FAQ — Welche Fragen werden in diesem Artikel beantwortet?

Q: Was ist der Unterschied zwischen bedingter Formatierung und benutzerdefinierten Zahlenformaten?

A: Mit der bedingten Formatierung lässt sich das Erscheinungsbild einer Zelle basierend auf ihrem Wert oder einer Formel ändern. Sie kann die Hintergrundfarbe, die Schriftfarbe und den Rahmen ändern sowie Symbolsätze anwenden. Im Gegensatz dazu beeinflussen benutzerdefinierte Zahlenformate die Darstellung eines Werts innerhalb der Zelle. So könnte dieselbe Zahl je nach Formatcode beispielsweise als ▲ 1.240, +12,4 % oder ↗ 1,2 k angezeigt werden. Sowohl die bedingte Formatierung als auch die benutzerdefinierten Zahlenformate können unabhängig voneinander oder in Kombination genutzt werden, um eindrucksvolle visuelle Ergebnisse zu erzielen.

Q: Wie kann ich farbige Pfeile (zum Beispiel ▲ und ▼) in einer Zelle anzeigen, ohne eine Formel zu verwenden?
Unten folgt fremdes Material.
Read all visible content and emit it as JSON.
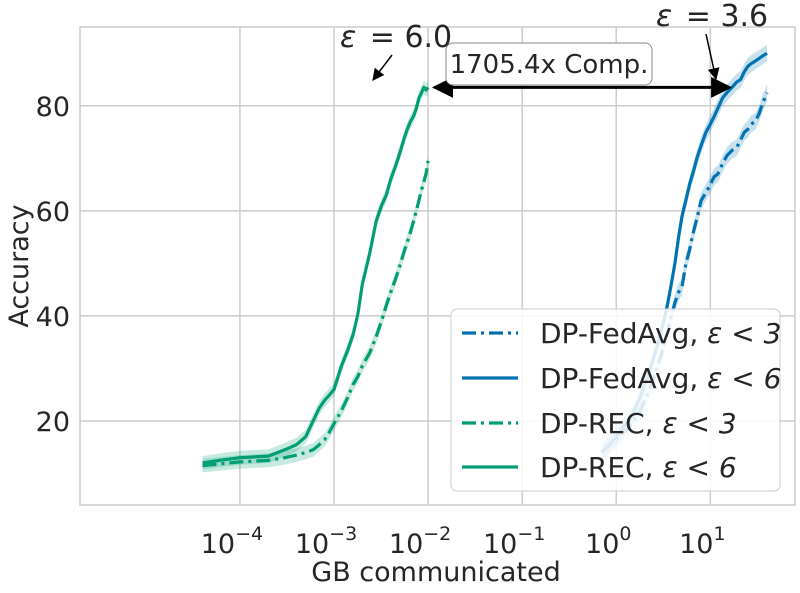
{
  "chart_data": {
    "type": "line",
    "xscale": "log",
    "xlabel": "GB communicated",
    "ylabel": "Accuracy",
    "xlim_log10": [
      -5.7,
      1.9
    ],
    "ylim": [
      4,
      95
    ],
    "x_ticks": [
      {
        "base": "10",
        "exp": "−4",
        "value": 0.0001
      },
      {
        "base": "10",
        "exp": "−3",
        "value": 0.001
      },
      {
        "base": "10",
        "exp": "−2",
        "value": 0.01
      },
      {
        "base": "10",
        "exp": "−1",
        "value": 0.1
      },
      {
        "base": "10",
        "exp": "0",
        "value": 1
      },
      {
        "base": "10",
        "exp": "1",
        "value": 10
      }
    ],
    "y_ticks": [
      20,
      40,
      60,
      80
    ],
    "legend_position": "bottom-right",
    "colors": {
      "fedavg": "#0173b2",
      "rec": "#029e73",
      "grid": "#cccccc",
      "frame": "#cccccc"
    },
    "series": [
      {
        "name": "DP-FedAvg, ε < 3",
        "label_prefix": "DP-FedAvg, ",
        "label_eps": "ε < 3",
        "color": "#0173b2",
        "style": "dashdot",
        "band": 1.6,
        "x": [
          0.7,
          1.0,
          1.4,
          1.8,
          2.2,
          2.6,
          3.0,
          3.4,
          3.8,
          4.2,
          4.6,
          5.0,
          5.5,
          6.0,
          6.6,
          7.2,
          8.0,
          9.0,
          10.0,
          11.0,
          12.0,
          13.5,
          15.0,
          17.0,
          19.0,
          21.0,
          23.0,
          25.0,
          27.0,
          30.0,
          33.0,
          36.0,
          40.0
        ],
        "y": [
          14.0,
          16.5,
          19.0,
          22.0,
          25.5,
          29.0,
          32.5,
          36.0,
          39.5,
          42.5,
          44.5,
          45.5,
          50.0,
          52.5,
          56.0,
          58.5,
          62.0,
          63.5,
          65.0,
          66.5,
          67.0,
          69.0,
          70.5,
          71.5,
          72.0,
          73.5,
          75.0,
          75.5,
          76.5,
          77.0,
          78.5,
          80.5,
          82.5
        ]
      },
      {
        "name": "DP-FedAvg, ε < 6",
        "label_prefix": "DP-FedAvg, ",
        "label_eps": "ε < 6",
        "color": "#0173b2",
        "style": "solid",
        "band": 1.6,
        "x": [
          0.7,
          1.0,
          1.4,
          1.8,
          2.2,
          2.6,
          3.0,
          3.4,
          3.8,
          4.2,
          4.6,
          5.0,
          5.5,
          6.0,
          6.6,
          7.2,
          8.0,
          9.0,
          10.0,
          11.0,
          12.0,
          13.5,
          15.0,
          17.0,
          19.0,
          21.0,
          23.0,
          25.0,
          27.0,
          30.0,
          33.0,
          36.0,
          40.0
        ],
        "y": [
          14.0,
          17.0,
          20.5,
          24.5,
          29.0,
          33.0,
          37.0,
          41.0,
          45.5,
          50.0,
          55.0,
          59.0,
          62.0,
          65.0,
          67.5,
          70.0,
          72.5,
          75.0,
          76.5,
          78.0,
          79.5,
          81.5,
          82.5,
          83.5,
          84.5,
          85.0,
          86.5,
          87.5,
          88.0,
          88.5,
          89.0,
          89.5,
          90.0
        ]
      },
      {
        "name": "DP-REC, ε < 3",
        "label_prefix": "DP-REC, ",
        "label_eps": "ε < 3",
        "color": "#029e73",
        "style": "dashdot",
        "band": 1.3,
        "x": [
          4e-05,
          6e-05,
          0.0001,
          0.0002,
          0.0003,
          0.0004,
          0.0005,
          0.0006,
          0.0007,
          0.0008,
          0.0009,
          0.001,
          0.0012,
          0.0014,
          0.0016,
          0.0018,
          0.002,
          0.0024,
          0.0028,
          0.0032,
          0.0036,
          0.004,
          0.0045,
          0.005,
          0.0055,
          0.006,
          0.0065,
          0.007,
          0.0075,
          0.008,
          0.0085,
          0.009,
          0.0095,
          0.01
        ],
        "y": [
          11.5,
          11.8,
          12.2,
          12.5,
          13.0,
          13.5,
          14.0,
          14.5,
          15.5,
          16.5,
          18.0,
          19.5,
          22.0,
          24.5,
          27.0,
          28.5,
          30.5,
          33.0,
          36.0,
          39.0,
          42.0,
          44.5,
          47.0,
          49.5,
          52.0,
          54.0,
          56.0,
          58.0,
          60.0,
          62.0,
          64.0,
          65.5,
          67.0,
          69.5
        ]
      },
      {
        "name": "DP-REC, ε < 6",
        "label_prefix": "DP-REC, ",
        "label_eps": "ε < 6",
        "color": "#029e73",
        "style": "solid",
        "band": 1.3,
        "x": [
          4e-05,
          6e-05,
          0.0001,
          0.0002,
          0.0003,
          0.0004,
          0.0005,
          0.0006,
          0.0007,
          0.0008,
          0.0009,
          0.001,
          0.0012,
          0.0014,
          0.0016,
          0.0018,
          0.002,
          0.0024,
          0.0028,
          0.0032,
          0.0036,
          0.004,
          0.0045,
          0.005,
          0.0055,
          0.006,
          0.0065,
          0.007,
          0.0075,
          0.008,
          0.0085,
          0.009,
          0.0095,
          0.01
        ],
        "y": [
          12.0,
          12.5,
          13.0,
          13.3,
          14.5,
          15.5,
          17.0,
          20.0,
          22.5,
          24.0,
          25.0,
          26.0,
          30.5,
          33.5,
          36.5,
          40.5,
          46.0,
          52.0,
          58.0,
          61.0,
          63.0,
          66.0,
          68.5,
          71.0,
          73.5,
          75.5,
          77.0,
          78.0,
          79.5,
          81.5,
          82.5,
          83.5,
          83.0,
          83.5
        ]
      }
    ],
    "annotations": {
      "left": {
        "prefix": "ε",
        "value": "= 6.0",
        "arrow_to": {
          "x": 0.0105,
          "y": 83.5
        }
      },
      "right": {
        "prefix": "ε",
        "value": "= 3.6",
        "arrow_to": {
          "x": 17.0,
          "y": 83.5
        }
      },
      "compression": {
        "label": "1705.4x Comp.",
        "y": 83.5,
        "x_from": 0.0105,
        "x_to": 17.0
      }
    }
  }
}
A: Dies lässt sich mithilfe eines benutzerdefinierten Zahlenformats mit Farbcodes und Unicode-Zeichen erreichen. Das Format [Color10]▲ #,##0;[Color30]▼ #,##0;[Color45]— #,##0 zeigt einen grünen Pfeil für positive, einen roten Pfeil für negative Werte und einen Strich für Null an – und das anhand einer einzigen Zahl. Eine Hilfsspalte ist nicht erforderlich.

Q: Welche Unicode-Zeichen funktionieren zuverlässig in benutzerdefinierten Excel-Formaten?
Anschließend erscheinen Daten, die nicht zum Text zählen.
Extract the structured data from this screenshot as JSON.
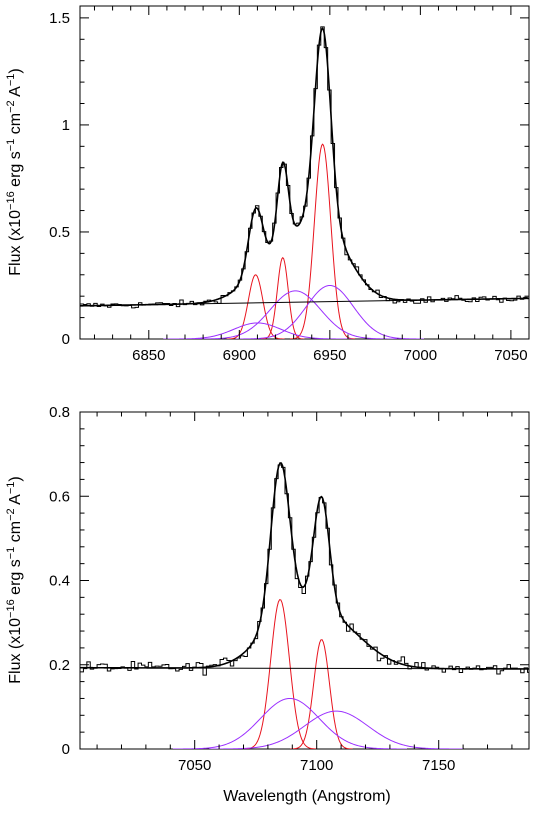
{
  "labels": {
    "ylabel_top": "Flux (x10",
    "ylabel_top_exp1": "−16",
    "ylabel_top_mid": " erg s",
    "ylabel_top_exp2": "−1",
    "ylabel_top_mid2": " cm",
    "ylabel_top_exp3": "−2",
    "ylabel_top_mid3": " A",
    "ylabel_top_exp4": "−1",
    "ylabel_top_end": ")",
    "xlabel_bottom": "Wavelength (Angstrom)"
  },
  "colors": {
    "data": "#000000",
    "fit": "#000000",
    "narrow": "#e8141e",
    "broad": "#9b30ff"
  },
  "chart_data": [
    {
      "type": "line",
      "xlabel": "",
      "ylabel": "Flux (x10−16 erg s−1 cm−2 A−1)",
      "xlim": [
        6812,
        7060
      ],
      "ylim": [
        0,
        1.5555
      ],
      "x_ticks": [
        6850,
        6900,
        6950,
        7000,
        7050
      ],
      "x_tick_labels": [
        "6850",
        "6900",
        "6950",
        "7000",
        "7050"
      ],
      "y_ticks": [
        0,
        0.5,
        1,
        1.5
      ],
      "y_tick_labels": [
        "0",
        "0.5",
        "1",
        "1.5"
      ],
      "continuum": {
        "x": [
          6812,
          7060
        ],
        "y": [
          0.155,
          0.19
        ]
      },
      "components": [
        {
          "kind": "narrow",
          "center": 6909,
          "amplitude": 0.3,
          "sigma": 4.0
        },
        {
          "kind": "narrow",
          "center": 6924,
          "amplitude": 0.38,
          "sigma": 3.0
        },
        {
          "kind": "narrow",
          "center": 6946,
          "amplitude": 0.91,
          "sigma": 4.5
        },
        {
          "kind": "broad",
          "center": 6910,
          "amplitude": 0.075,
          "sigma": 13
        },
        {
          "kind": "broad",
          "center": 6931,
          "amplitude": 0.225,
          "sigma": 14
        },
        {
          "kind": "broad",
          "center": 6950,
          "amplitude": 0.25,
          "sigma": 13
        }
      ],
      "data_range": [
        6812,
        7060
      ],
      "data_step": 1.9,
      "noise": 0.016
    },
    {
      "type": "line",
      "xlabel": "Wavelength (Angstrom)",
      "ylabel": "Flux (x10−16 erg s−1 cm−2 A−1)",
      "xlim": [
        7003,
        7187
      ],
      "ylim": [
        0,
        0.8
      ],
      "x_ticks": [
        7050,
        7100,
        7150
      ],
      "x_tick_labels": [
        "7050",
        "7100",
        "7150"
      ],
      "y_ticks": [
        0,
        0.2,
        0.4,
        0.6,
        0.8
      ],
      "y_tick_labels": [
        "0",
        "0.2",
        "0.4",
        "0.6",
        "0.8"
      ],
      "continuum": {
        "x": [
          7003,
          7187
        ],
        "y": [
          0.193,
          0.19
        ]
      },
      "components": [
        {
          "kind": "narrow",
          "center": 7085,
          "amplitude": 0.355,
          "sigma": 3.8
        },
        {
          "kind": "narrow",
          "center": 7102,
          "amplitude": 0.26,
          "sigma": 3.2
        },
        {
          "kind": "broad",
          "center": 7089,
          "amplitude": 0.12,
          "sigma": 12
        },
        {
          "kind": "broad",
          "center": 7108,
          "amplitude": 0.09,
          "sigma": 13
        }
      ],
      "data_range": [
        7003,
        7187
      ],
      "data_step": 1.4,
      "noise": 0.014
    }
  ]
}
A: Richtungspfeile (▲, ▼, ▶, ◀, ↑, ↓, → und ←), Diagonalpfeile (↗, ↘, ↖ und ↙) sowie geometrische Formen (●, ○, ■ und □) und viele Wingdings- und Webdings-Zeichen funktionieren in benutzerdefinierten Formaten. Emojis und komplexe Unicode-Zeichen sind dagegen plattformübergreifend tendenziell unzuverlässig. Dieser Artikel listet die zuverlässigsten Zeichen für den professionellen Einsatz auf.
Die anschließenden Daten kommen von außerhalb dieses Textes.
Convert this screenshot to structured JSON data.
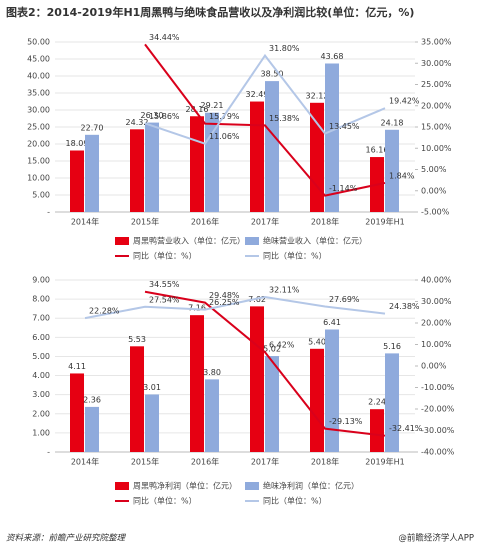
{
  "title": "图表2：2014-2019年H1周黑鸭与绝味食品营收以及净利润比较(单位：亿元，%)",
  "source": "资料来源：前瞻产业研究院整理",
  "credit": "@前瞻经济学人APP",
  "chart_data": [
    {
      "type": "bar",
      "categories": [
        "2014年",
        "2015年",
        "2016年",
        "2017年",
        "2018年",
        "2019年H1"
      ],
      "ylim": [
        0,
        50
      ],
      "yticks": [
        {
          "value": 0,
          "label": "-"
        },
        {
          "value": 5,
          "label": "5.00"
        },
        {
          "value": 10,
          "label": "10.00"
        },
        {
          "value": 15,
          "label": "15.00"
        },
        {
          "value": 20,
          "label": "20.00"
        },
        {
          "value": 25,
          "label": "25.00"
        },
        {
          "value": 30,
          "label": "30.00"
        },
        {
          "value": 35,
          "label": "35.00"
        },
        {
          "value": 40,
          "label": "40.00"
        },
        {
          "value": 45,
          "label": "45.00"
        },
        {
          "value": 50,
          "label": "50.00"
        }
      ],
      "y2lim": [
        -5,
        35
      ],
      "y2ticks": [
        {
          "value": -5,
          "label": "-5.00%"
        },
        {
          "value": 0,
          "label": "0.00%"
        },
        {
          "value": 5,
          "label": "5.00%"
        },
        {
          "value": 10,
          "label": "10.00%"
        },
        {
          "value": 15,
          "label": "15.00%"
        },
        {
          "value": 20,
          "label": "20.00%"
        },
        {
          "value": 25,
          "label": "25.00%"
        },
        {
          "value": 30,
          "label": "30.00%"
        },
        {
          "value": 35,
          "label": "35.00%"
        }
      ],
      "grid": true,
      "series": [
        {
          "name": "周黑鸭营业收入（单位：亿元）",
          "kind": "bar",
          "color": "#e60012",
          "values": [
            18.09,
            24.32,
            28.16,
            32.49,
            32.12,
            16.16
          ],
          "value_labels": [
            "18.09",
            "24.32",
            "28.16",
            "32.49",
            "32.12",
            "16.16"
          ]
        },
        {
          "name": "绝味营业收入（单位：亿元）",
          "kind": "bar",
          "color": "#8faadc",
          "values": [
            22.7,
            26.3,
            29.21,
            38.5,
            43.68,
            24.18
          ],
          "value_labels": [
            "22.70",
            "26.30",
            "29.21",
            "38.50",
            "43.68",
            "24.18"
          ]
        },
        {
          "name": "同比（单位：%）",
          "kind": "line",
          "axis": "y2",
          "color": "#d9001b",
          "values": [
            null,
            34.44,
            15.79,
            15.38,
            -1.14,
            1.84
          ],
          "value_labels": [
            null,
            "34.44%",
            "15.79%",
            "15.38%",
            "-1.14%",
            "1.84%"
          ]
        },
        {
          "name": "同比（单位：%）",
          "kind": "line",
          "axis": "y2",
          "color": "#b4c7e7",
          "values": [
            null,
            15.86,
            11.06,
            31.8,
            13.45,
            19.42
          ],
          "value_labels": [
            null,
            "15.86%",
            "11.06%",
            "31.80%",
            "13.45%",
            "19.42%"
          ]
        }
      ]
    },
    {
      "type": "bar",
      "categories": [
        "2014年",
        "2015年",
        "2016年",
        "2017年",
        "2018年",
        "2019年H1"
      ],
      "ylim": [
        0,
        9
      ],
      "yticks": [
        {
          "value": 0,
          "label": "-"
        },
        {
          "value": 1,
          "label": "1.00"
        },
        {
          "value": 2,
          "label": "2.00"
        },
        {
          "value": 3,
          "label": "3.00"
        },
        {
          "value": 4,
          "label": "4.00"
        },
        {
          "value": 5,
          "label": "5.00"
        },
        {
          "value": 6,
          "label": "6.00"
        },
        {
          "value": 7,
          "label": "7.00"
        },
        {
          "value": 8,
          "label": "8.00"
        },
        {
          "value": 9,
          "label": "9.00"
        }
      ],
      "y2lim": [
        -40,
        40
      ],
      "y2ticks": [
        {
          "value": -40,
          "label": "-40.00%"
        },
        {
          "value": -30,
          "label": "-30.00%"
        },
        {
          "value": -20,
          "label": "-20.00%"
        },
        {
          "value": -10,
          "label": "-10.00%"
        },
        {
          "value": 0,
          "label": "0.00%"
        },
        {
          "value": 10,
          "label": "10.00%"
        },
        {
          "value": 20,
          "label": "20.00%"
        },
        {
          "value": 30,
          "label": "30.00%"
        },
        {
          "value": 40,
          "label": "40.00%"
        }
      ],
      "grid": true,
      "series": [
        {
          "name": "周黑鸭净利润（单位：亿元）",
          "kind": "bar",
          "color": "#e60012",
          "values": [
            4.11,
            5.53,
            7.16,
            7.62,
            5.4,
            2.24
          ],
          "value_labels": [
            "4.11",
            "5.53",
            "7.16",
            "7.62",
            "5.40",
            "2.24"
          ]
        },
        {
          "name": "绝味净利润（单位：亿元）",
          "kind": "bar",
          "color": "#8faadc",
          "values": [
            2.36,
            3.01,
            3.8,
            5.02,
            6.41,
            5.16
          ],
          "value_labels": [
            "2.36",
            "3.01",
            "3.80",
            "5.02",
            "6.41",
            "5.16"
          ]
        },
        {
          "name": "同比（单位：%）",
          "kind": "line",
          "axis": "y2",
          "color": "#d9001b",
          "values": [
            null,
            34.55,
            29.48,
            6.42,
            -29.13,
            -32.41
          ],
          "value_labels": [
            null,
            "34.55%",
            "29.48%",
            "6.42%",
            "-29.13%",
            "-32.41%"
          ]
        },
        {
          "name": "同比（单位：%）",
          "kind": "line",
          "axis": "y2",
          "color": "#b4c7e7",
          "values": [
            22.28,
            27.54,
            26.25,
            32.11,
            27.69,
            24.38
          ],
          "value_labels": [
            "22.28%",
            "27.54%",
            "26.25%",
            "32.11%",
            "27.69%",
            "24.38%"
          ]
        }
      ]
    }
  ]
}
Q: Welche Regeln gelten für die Verwendung von Farben in Excel zur Darstellung von Daten?

A: Die Farbe Rot steht für negative Werte, Gefahren oder Werte unter dem Zielwert. Grün steht hingegen für positive Ergebnisse, Fortschritte bei der Zielerreichung oder das Erreichen von Zielen. Gelb steht für eine Warnung, das Nähern an einen Schwellenwert oder einen Punkt, der Aufmerksamkeit erfordert. Verwenden Sie Farbe niemals als einzigen Indikator, sondern kombinieren Sie sie stets mit einer Zahl, einem Text oder einem Symbol. So stellen Sie sicher, dass die Informationen auch beim Drucken in Graustufen oder bei der Betrachtung durch Personen mit einer Farbsehschwäche gut lesbar sind.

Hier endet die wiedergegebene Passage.